Des procédés de fabrication doux, rendus possibles par l'artisanat

Je fabrique tous mes produits moi-même, le la pesée des ingrédients à l’étiquetage, dans le respect des matières, de la nature et de l’humain.

Le choix de mes matières premières est également central, en cherchant à valoriser les approvisionnements éthiques et biologiques.

Un autre ingrédient très important est l’amour de son métier…
J’aime mon métier, et cela aussi se ressent dans la qualité des produits.

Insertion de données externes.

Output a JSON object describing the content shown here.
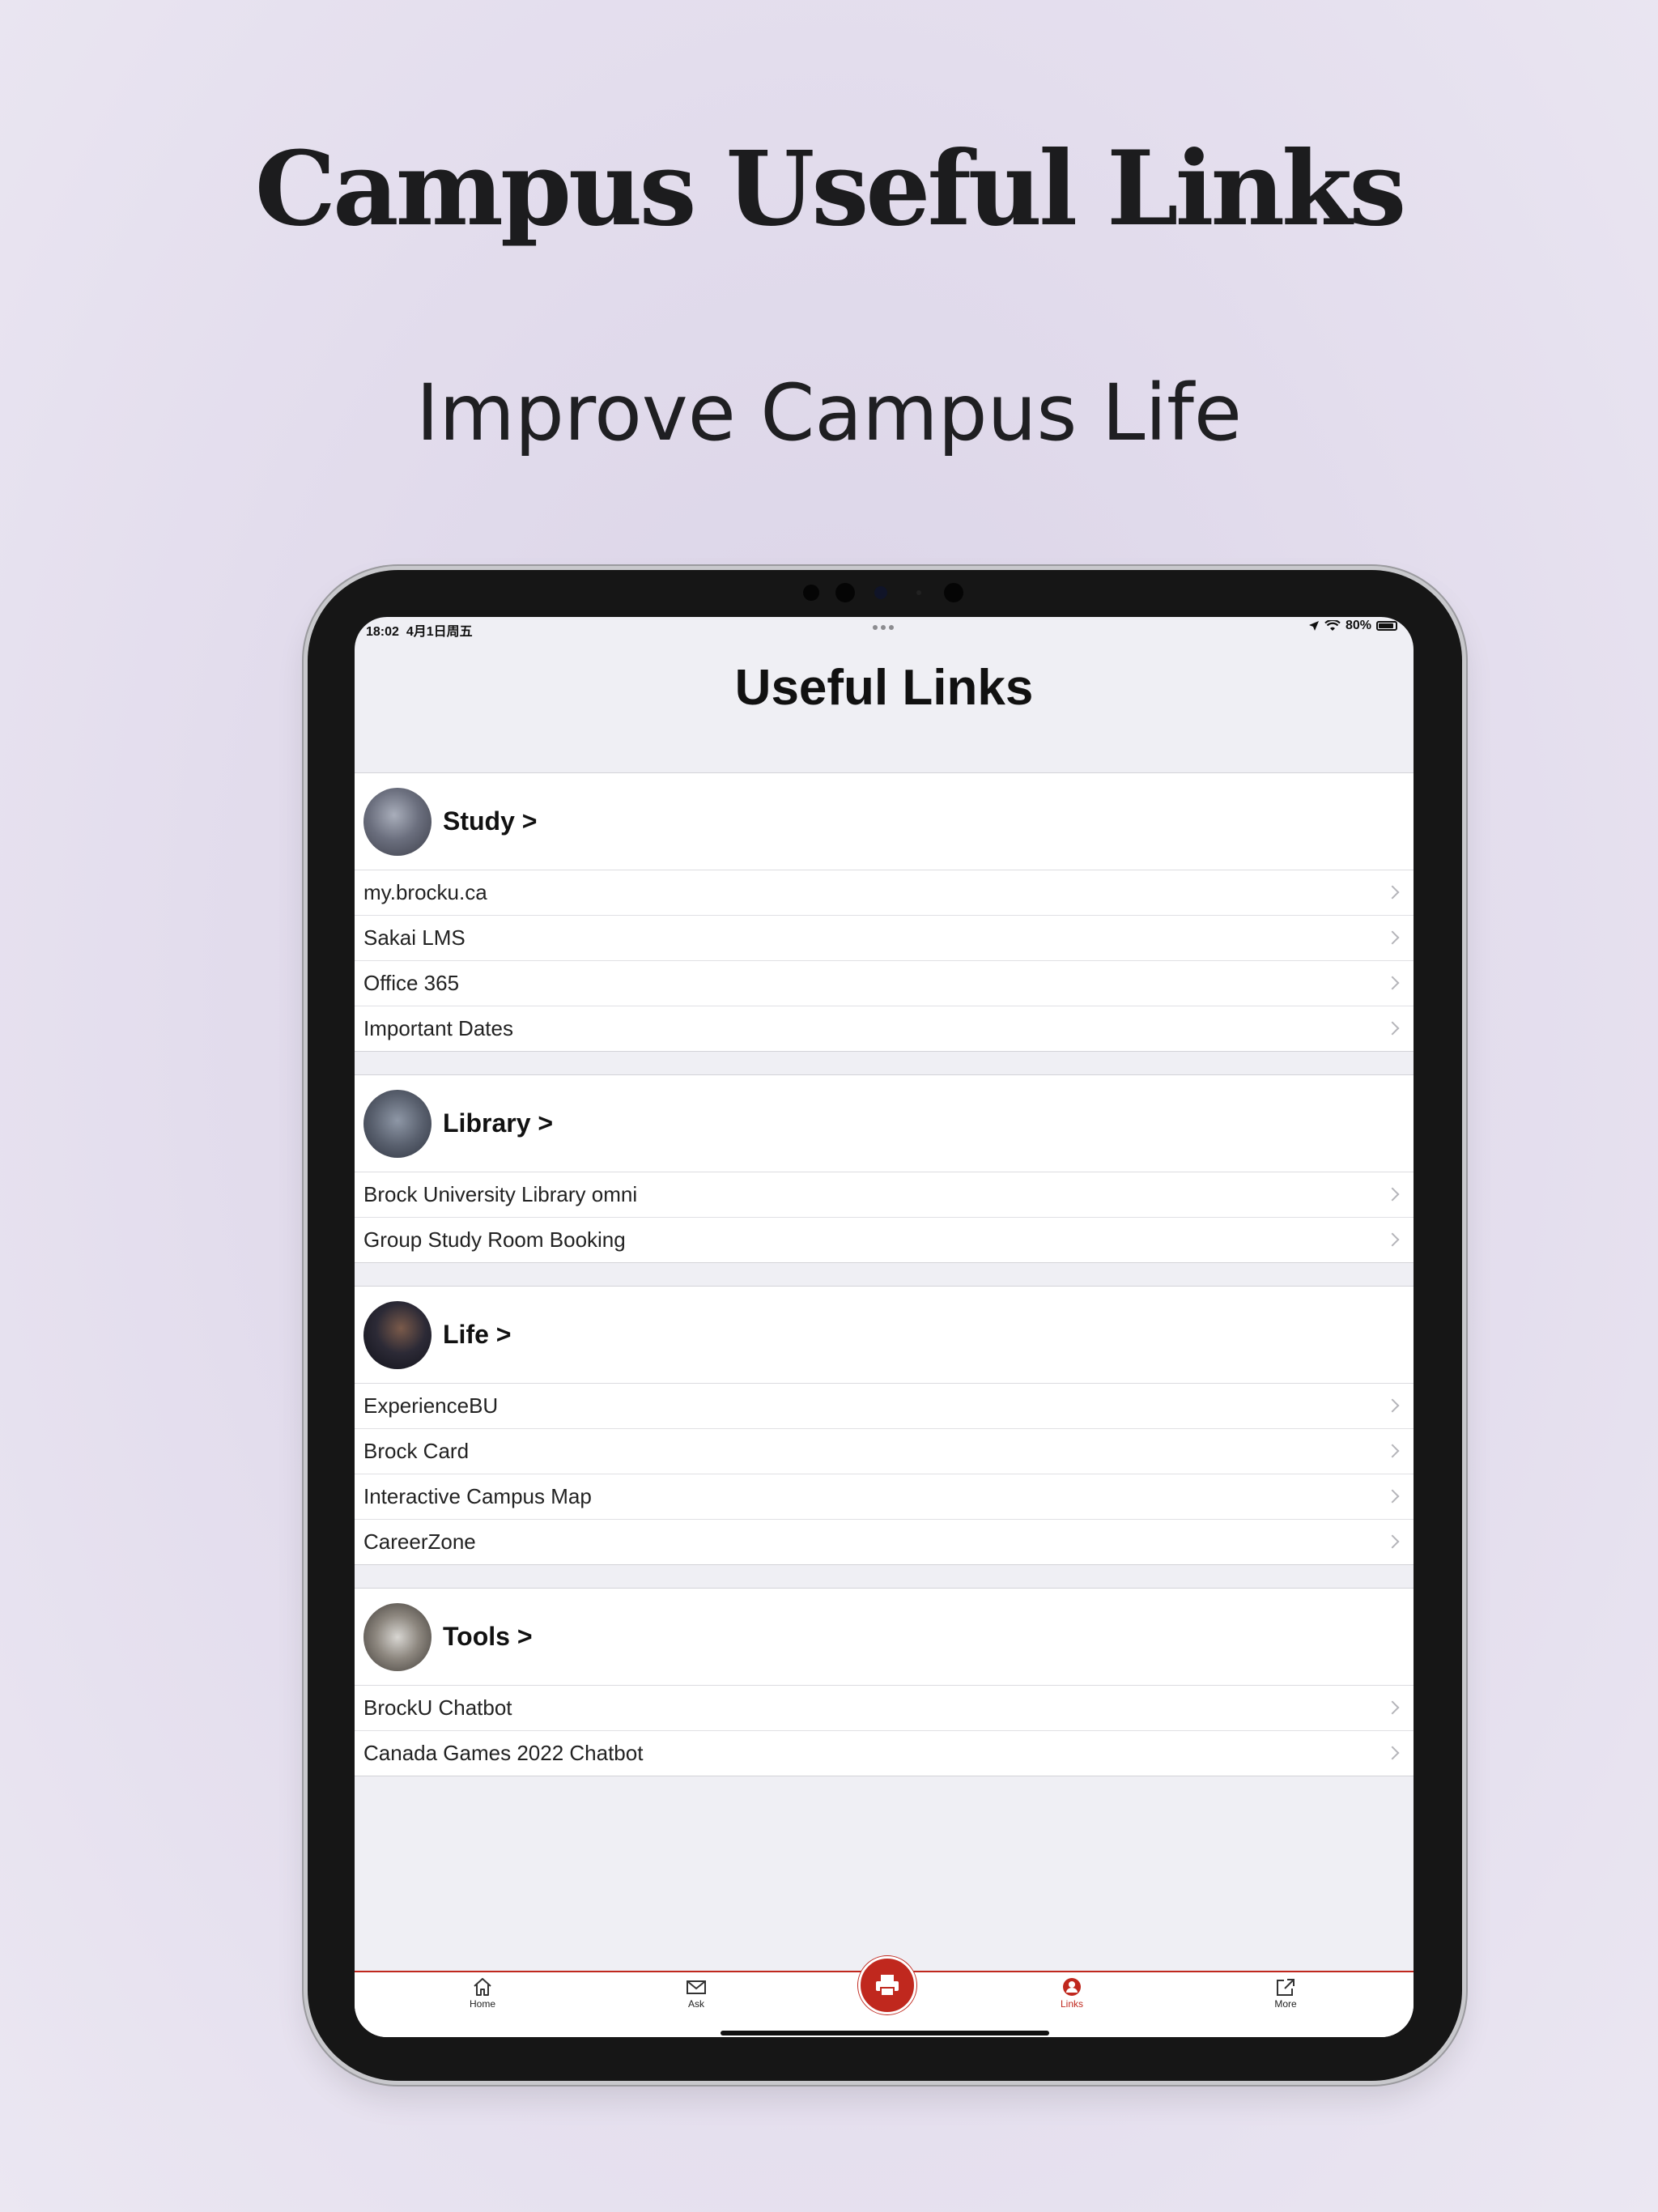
{
  "marketing": {
    "headline": "Campus Useful Links",
    "subheadline": "Improve Campus Life"
  },
  "status_bar": {
    "time": "18:02",
    "date": "4月1日周五",
    "battery": "80%"
  },
  "nav": {
    "title": "Useful Links"
  },
  "sections": [
    {
      "title": "Study >",
      "items": [
        {
          "label": "my.brocku.ca"
        },
        {
          "label": "Sakai LMS"
        },
        {
          "label": "Office 365"
        },
        {
          "label": "Important Dates"
        }
      ]
    },
    {
      "title": "Library >",
      "items": [
        {
          "label": "Brock University Library omni"
        },
        {
          "label": "Group Study Room Booking"
        }
      ]
    },
    {
      "title": "Life >",
      "items": [
        {
          "label": "ExperienceBU"
        },
        {
          "label": "Brock Card"
        },
        {
          "label": "Interactive Campus Map"
        },
        {
          "label": "CareerZone"
        }
      ]
    },
    {
      "title": "Tools >",
      "items": [
        {
          "label": "BrockU Chatbot"
        },
        {
          "label": "Canada Games 2022 Chatbot"
        }
      ]
    }
  ],
  "tabbar": {
    "tabs": [
      {
        "label": "Home",
        "icon": "house-icon"
      },
      {
        "label": "Ask",
        "icon": "envelope-icon"
      },
      {
        "label": "Links",
        "icon": "person-circle-icon",
        "active": true
      },
      {
        "label": "More",
        "icon": "external-link-icon"
      }
    ],
    "center_icon": "printer-icon"
  },
  "colors": {
    "accent": "#c0281e",
    "background": "#efeff4"
  }
}
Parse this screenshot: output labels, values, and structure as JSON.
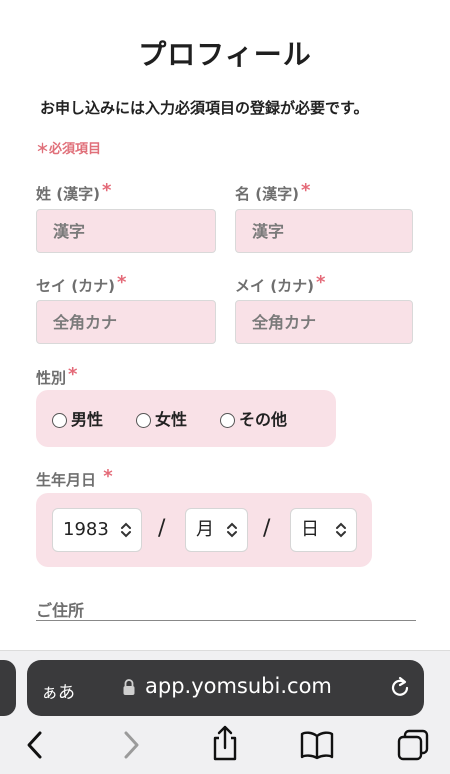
{
  "page": {
    "title": "プロフィール",
    "notice": "お申し込みには入力必須項目の登録が必要です。",
    "required_note": "＊必須項目",
    "required_star": "*"
  },
  "name": {
    "last_kanji_label": "姓 (漢字)",
    "last_kanji_placeholder": "漢字",
    "first_kanji_label": "名 (漢字)",
    "first_kanji_placeholder": "漢字",
    "last_kana_label": "セイ (カナ)",
    "last_kana_placeholder": "全角カナ",
    "first_kana_label": "メイ (カナ)",
    "first_kana_placeholder": "全角カナ"
  },
  "gender": {
    "label": "性別",
    "options": [
      "男性",
      "女性",
      "その他"
    ]
  },
  "birthday": {
    "label": "生年月日",
    "year": "1983",
    "month": "月",
    "day": "日",
    "separator": "/"
  },
  "address": {
    "label": "ご住所"
  },
  "browser": {
    "aa_label": "ぁあ",
    "url": "app.yomsubi.com"
  },
  "colors": {
    "accent_pink": "#f9e1e7",
    "required_red": "#e46a78",
    "url_bar": "#3a3a3c"
  },
  "icons": [
    "lock-icon",
    "reload-icon",
    "back-icon",
    "forward-icon",
    "share-icon",
    "bookmarks-icon",
    "tabs-icon",
    "chevron-updown-icon"
  ]
}
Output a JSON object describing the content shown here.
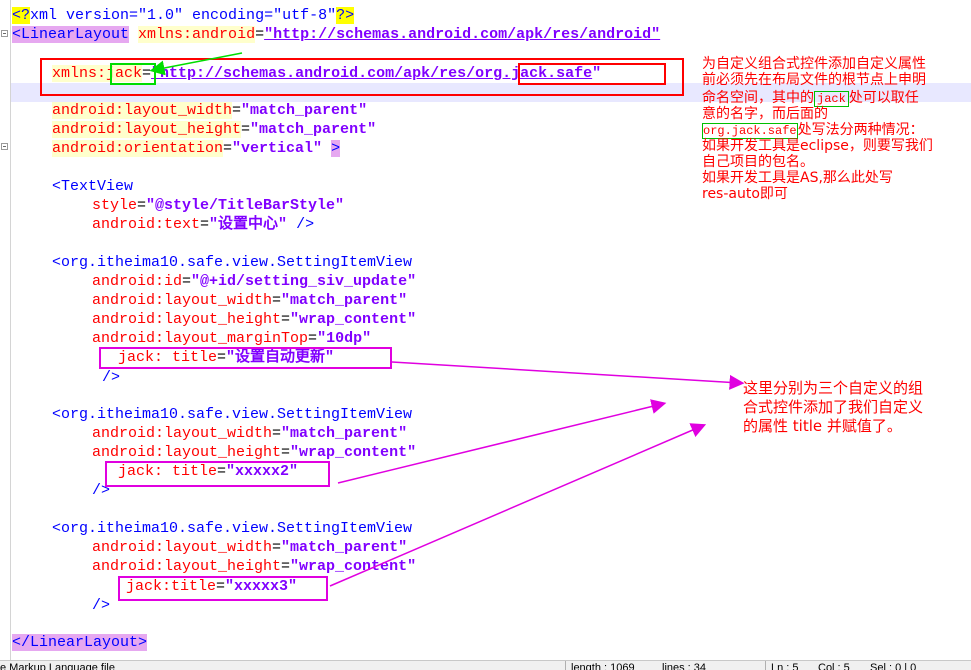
{
  "code": {
    "decl_open": "<?",
    "decl_name": "xml",
    "decl_attrs": " version=\"1.0\" encoding=\"utf-8\"",
    "decl_close": "?>",
    "ll_open": "<LinearLayout",
    "xmlns_android_attr": "xmlns:android",
    "eq": "=",
    "xmlns_android_val": "\"http://schemas.android.com/apk/res/android\"",
    "xmlns_prefix": "xmlns:",
    "jack": "jack",
    "xmlns_jack_val_a": "\"http://schemas.android.com/apk/res/",
    "xmlns_jack_val_b": "org.jack.safe",
    "quote": "\"",
    "lw_attr": "android:layout_width",
    "lw_val": "\"match_parent\"",
    "lh_attr": "android:layout_height",
    "lh_val": "\"match_parent\"",
    "or_attr": "android:orientation",
    "or_val": "\"vertical\"",
    "gt": ">",
    "tv_open": "<TextView",
    "style_attr": "style",
    "style_val": "\"@style/TitleBarStyle\"",
    "text_attr": "android:text",
    "text_val": "\"设置中心\"",
    "selfclose": "/>",
    "siv_open": "<org.itheima10.safe.view.SettingItemView",
    "id_attr": "android:id",
    "id_val": "\"@+id/setting_siv_update\"",
    "wrap_val": "\"wrap_content\"",
    "mt_attr": "android:layout_marginTop",
    "mt_val": "\"10dp\"",
    "jack_title_1": "jack: title",
    "title1_val": "\"设置自动更新\"",
    "jack_title_2": "jack: title",
    "title2_val": "\"xxxxx2\"",
    "jack_title_3_a": "jack:",
    "jack_title_3_b": "title",
    "title3_val": "\"xxxxx3\"",
    "ll_close": "</LinearLayout>"
  },
  "annotations": {
    "note1": [
      "为自定义组合式控件添加自定义属性",
      "前必须先在布局文件的根节点上申明",
      "命名空间，其中的"
    ],
    "note1_jack": "jack",
    "note1_line3_tail": "处可以取任",
    "note1_line4": "意的名字，而后面的",
    "note1_pkg": "org.jack.safe",
    "note1_line5_tail": "处写法分两种情况：",
    "note1_rest": [
      "如果开发工具是eclipse，则要写我们",
      "自己项目的包名。",
      "如果开发工具是AS,那么此处写",
      "res-auto即可"
    ],
    "note2": [
      "这里分别为三个自定义的组",
      "合式控件添加了我们自定义",
      "的属性 title 并赋值了。"
    ]
  },
  "status": {
    "file_type": "e Markup Language file",
    "length": "length : 1069",
    "lines": "lines : 34",
    "ln": "Ln : 5",
    "col": "Col : 5",
    "sel": "Sel : 0 | 0"
  },
  "colors": {
    "red_box": "#ff0000",
    "green_box": "#00dd00",
    "magenta_box": "#e000e0",
    "annotation_text": "#ff0000"
  }
}
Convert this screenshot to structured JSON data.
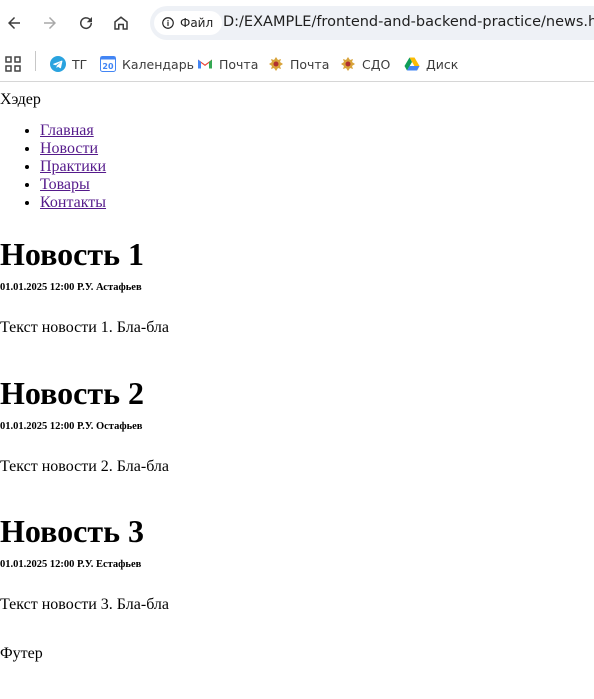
{
  "browser": {
    "chip_label": "Файл",
    "url": "D:/EXAMPLE/frontend-and-backend-practice/news.html",
    "bookmarks": [
      {
        "label": "ТГ",
        "icon": "telegram-icon"
      },
      {
        "label": "Календарь",
        "icon": "calendar-icon"
      },
      {
        "label": "Почта",
        "icon": "gmail-icon"
      },
      {
        "label": "Почта",
        "icon": "emblem-icon"
      },
      {
        "label": "СДО",
        "icon": "emblem-icon"
      },
      {
        "label": "Диск",
        "icon": "drive-icon"
      }
    ]
  },
  "page": {
    "header": "Хэдер",
    "nav": [
      "Главная",
      "Новости",
      "Практики",
      "Товары",
      "Контакты"
    ],
    "news": [
      {
        "title": "Новость 1",
        "meta": "01.01.2025 12:00 Р.У. Астафьев",
        "text": "Текст новости 1. Бла-бла"
      },
      {
        "title": "Новость 2",
        "meta": "01.01.2025 12:00 Р.У. Остафьев",
        "text": "Текст новости 2. Бла-бла"
      },
      {
        "title": "Новость 3",
        "meta": "01.01.2025 12:00 Р.У. Естафьев",
        "text": "Текст новости 3. Бла-бла"
      }
    ],
    "footer": "Футер"
  }
}
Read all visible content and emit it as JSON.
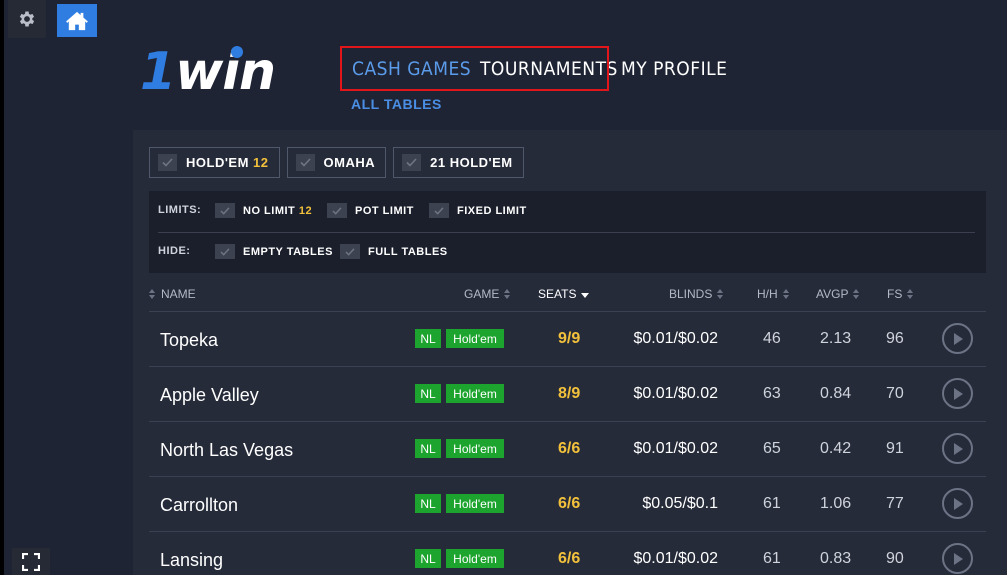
{
  "brand": {
    "one": "1",
    "win": "win"
  },
  "nav": {
    "cash_games": "CASH GAMES",
    "tournaments": "TOURNAMENTS",
    "my_profile": "MY PROFILE",
    "sub": "ALL TABLES"
  },
  "game_filters": [
    {
      "label": "HOLD'EM",
      "count": "12"
    },
    {
      "label": "OMAHA",
      "count": ""
    },
    {
      "label": "21 HOLD'EM",
      "count": ""
    }
  ],
  "limits": {
    "label": "LIMITS:",
    "options": [
      {
        "label": "NO LIMIT",
        "count": "12"
      },
      {
        "label": "POT LIMIT",
        "count": ""
      },
      {
        "label": "FIXED LIMIT",
        "count": ""
      }
    ]
  },
  "hide": {
    "label": "HIDE:",
    "options": [
      {
        "label": "EMPTY TABLES"
      },
      {
        "label": "FULL TABLES"
      }
    ]
  },
  "columns": {
    "name": "NAME",
    "game": "GAME",
    "seats": "SEATS",
    "blinds": "BLINDS",
    "hh": "H/H",
    "avgp": "AVGP",
    "fs": "FS"
  },
  "tables": [
    {
      "name": "Topeka",
      "limit": "NL",
      "game": "Hold'em",
      "seats": "9/9",
      "blinds": "$0.01/$0.02",
      "hh": "46",
      "avgp": "2.13",
      "fs": "96"
    },
    {
      "name": "Apple Valley",
      "limit": "NL",
      "game": "Hold'em",
      "seats": "8/9",
      "blinds": "$0.01/$0.02",
      "hh": "63",
      "avgp": "0.84",
      "fs": "70"
    },
    {
      "name": "North Las Vegas",
      "limit": "NL",
      "game": "Hold'em",
      "seats": "6/6",
      "blinds": "$0.01/$0.02",
      "hh": "65",
      "avgp": "0.42",
      "fs": "91"
    },
    {
      "name": "Carrollton",
      "limit": "NL",
      "game": "Hold'em",
      "seats": "6/6",
      "blinds": "$0.05/$0.1",
      "hh": "61",
      "avgp": "1.06",
      "fs": "77"
    },
    {
      "name": "Lansing",
      "limit": "NL",
      "game": "Hold'em",
      "seats": "6/6",
      "blinds": "$0.01/$0.02",
      "hh": "61",
      "avgp": "0.83",
      "fs": "90"
    }
  ],
  "colors": {
    "accent_blue": "#2f7de1",
    "highlight_red": "#e0161b",
    "seats_yellow": "#f2c13b",
    "badge_green": "#1ca42e"
  },
  "icons": {
    "settings": "gear-icon",
    "home": "home-icon",
    "fullscreen": "fullscreen-icon",
    "join": "play-icon"
  }
}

En vous partageant mes créations, je vous transmets également ma passion pour la nature et les belles matières qui la compose. Autant de choses que ne peut pas reproduire l’industriel…

 

La Saponification à froid,
qu'est-ce que c'est ?

Je fabrique les savons avec la technique de la saponification à froid qui est la méthode ancestrale de fabrication du savon remise au goût du jour.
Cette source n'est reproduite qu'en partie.